The ritual of vows has stirred my interest this week in what it means to make a vow and why it is so rare we do so. Vows are different than pledges or oaths. They are meant to have a sacred quality as a solemn promise or assertion. We mostly associate the word vow with marriage ceremonies and monastic commitments, or, in military parlance, a sworn oath. They imply a bond that transcends self. They are meant to be enduring. They are intended to provide stability for the sake of oneself as well as for the others to whom a vow is made. As I write this I am filled with admiration for those willing to take what is often a courageous commitment of long-standing faithfulness even in our wedding vows. Vows are big deal commitments, and I understand why couples may be so reluctant to make this commitment - even often omitting the traditional part of “until death do us part” from contemporary vows!.
It is relatively easy to explain why making a vow is so difficult. A prevailing mindset in contemporary culture is to keep our options open and commitments to a minimum. Although there may be a number of reasons to maintain our “fluidity” during these times of incredible social flux, I wonder what it means for us personally and as a society to be so untethered, so reluctant to enter into the “sacred” space of a covenant with those we love and with the environment and life in general.
Perhaps we are actually making vows but not calling them that. We tell our children, for example, that we will always be there for them, and we may assume our children make that same commitment to us. And informally at least most of us who work for climate justice and peace and justice issues in general do so out of a sacred commitment to honor and protect “that of God” in all we love.
But the shadow side of making a public vow is our deeply entrenched cultural bias toward individualism. We consciously or subconsciously protect our personal freedom and choice, often above most all else. We are wary of subjecting ourselves to accommodating others and sacrificing or loosing our individual rights. We too easily equate maintaining our liberty with happiness.
But I wonder if that is wise. When we enjoy deeply committed marriages, for example, we realize how profoundly important they are to our overall well being when they offer us mutual commitment for love and life-long support. And for many of us a deeply committed life of faith also provides us with a reliable basis for hope as we honor the power of an ultimate source of compassionate justice .

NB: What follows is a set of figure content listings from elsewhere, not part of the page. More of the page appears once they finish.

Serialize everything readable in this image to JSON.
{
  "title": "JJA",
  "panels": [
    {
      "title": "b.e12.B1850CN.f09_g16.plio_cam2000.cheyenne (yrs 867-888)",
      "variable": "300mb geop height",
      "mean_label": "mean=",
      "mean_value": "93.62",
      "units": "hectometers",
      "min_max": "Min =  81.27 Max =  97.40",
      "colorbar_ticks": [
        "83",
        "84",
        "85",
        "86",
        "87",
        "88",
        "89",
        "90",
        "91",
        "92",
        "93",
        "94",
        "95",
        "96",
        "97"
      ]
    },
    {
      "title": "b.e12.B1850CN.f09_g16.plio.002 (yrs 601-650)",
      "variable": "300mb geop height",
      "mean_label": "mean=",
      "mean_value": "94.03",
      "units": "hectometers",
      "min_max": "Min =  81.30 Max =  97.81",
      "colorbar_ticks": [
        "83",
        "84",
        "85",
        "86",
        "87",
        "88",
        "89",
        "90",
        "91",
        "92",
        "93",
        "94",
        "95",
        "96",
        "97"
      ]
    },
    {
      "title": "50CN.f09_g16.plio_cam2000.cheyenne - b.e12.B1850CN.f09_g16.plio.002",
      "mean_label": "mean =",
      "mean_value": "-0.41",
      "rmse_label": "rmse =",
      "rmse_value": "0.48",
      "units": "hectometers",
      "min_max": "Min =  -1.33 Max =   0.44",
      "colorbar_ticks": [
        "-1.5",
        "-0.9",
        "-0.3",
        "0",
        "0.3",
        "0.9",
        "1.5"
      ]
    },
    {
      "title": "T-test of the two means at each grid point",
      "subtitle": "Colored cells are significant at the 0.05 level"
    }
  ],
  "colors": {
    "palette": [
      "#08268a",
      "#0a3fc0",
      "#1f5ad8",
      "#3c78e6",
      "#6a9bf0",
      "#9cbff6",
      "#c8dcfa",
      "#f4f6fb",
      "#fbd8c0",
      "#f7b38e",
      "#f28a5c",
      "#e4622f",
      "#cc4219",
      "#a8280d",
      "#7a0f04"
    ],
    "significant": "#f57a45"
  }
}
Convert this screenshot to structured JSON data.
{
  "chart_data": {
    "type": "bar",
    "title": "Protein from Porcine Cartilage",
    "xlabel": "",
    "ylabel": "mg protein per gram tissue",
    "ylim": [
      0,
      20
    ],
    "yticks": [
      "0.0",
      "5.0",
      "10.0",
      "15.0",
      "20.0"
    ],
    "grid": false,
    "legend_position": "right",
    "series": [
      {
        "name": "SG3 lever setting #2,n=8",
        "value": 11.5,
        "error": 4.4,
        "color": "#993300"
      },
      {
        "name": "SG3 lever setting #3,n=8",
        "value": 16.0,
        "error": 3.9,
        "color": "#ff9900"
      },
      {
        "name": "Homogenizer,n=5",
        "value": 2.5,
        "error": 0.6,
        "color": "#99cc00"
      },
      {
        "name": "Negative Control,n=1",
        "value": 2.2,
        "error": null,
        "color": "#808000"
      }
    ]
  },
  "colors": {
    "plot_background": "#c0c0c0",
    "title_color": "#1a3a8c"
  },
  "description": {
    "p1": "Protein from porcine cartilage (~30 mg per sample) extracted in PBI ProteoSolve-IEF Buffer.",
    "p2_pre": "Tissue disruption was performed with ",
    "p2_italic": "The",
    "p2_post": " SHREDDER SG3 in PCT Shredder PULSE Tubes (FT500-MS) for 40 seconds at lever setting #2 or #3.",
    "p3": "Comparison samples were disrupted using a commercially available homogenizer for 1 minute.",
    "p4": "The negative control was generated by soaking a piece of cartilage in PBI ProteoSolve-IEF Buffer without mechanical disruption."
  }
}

But, yes, we are essentially a skeptical and questioning people as we cope with so many lies and uncertainty in these chaotic days. Long term commitments in the form of sacred vows will be difficult for us. But maybe it would be good for us to at least test ourselves about whether we need to pay closer attention to opportunities for sacred commitments and vows in our lives, even public ones. You can explore how that might be so in your personal life. For me that means I want to live each day, each moment, with a vow to honor all that touches my life with profound reverence.
I close by referring back to how much I admire the faithfully upheld vow of Queen Elizabeth to serve her country with grace, discipline and love for her people. May our lives be as faithful in our vows to a commitment of service to life and others.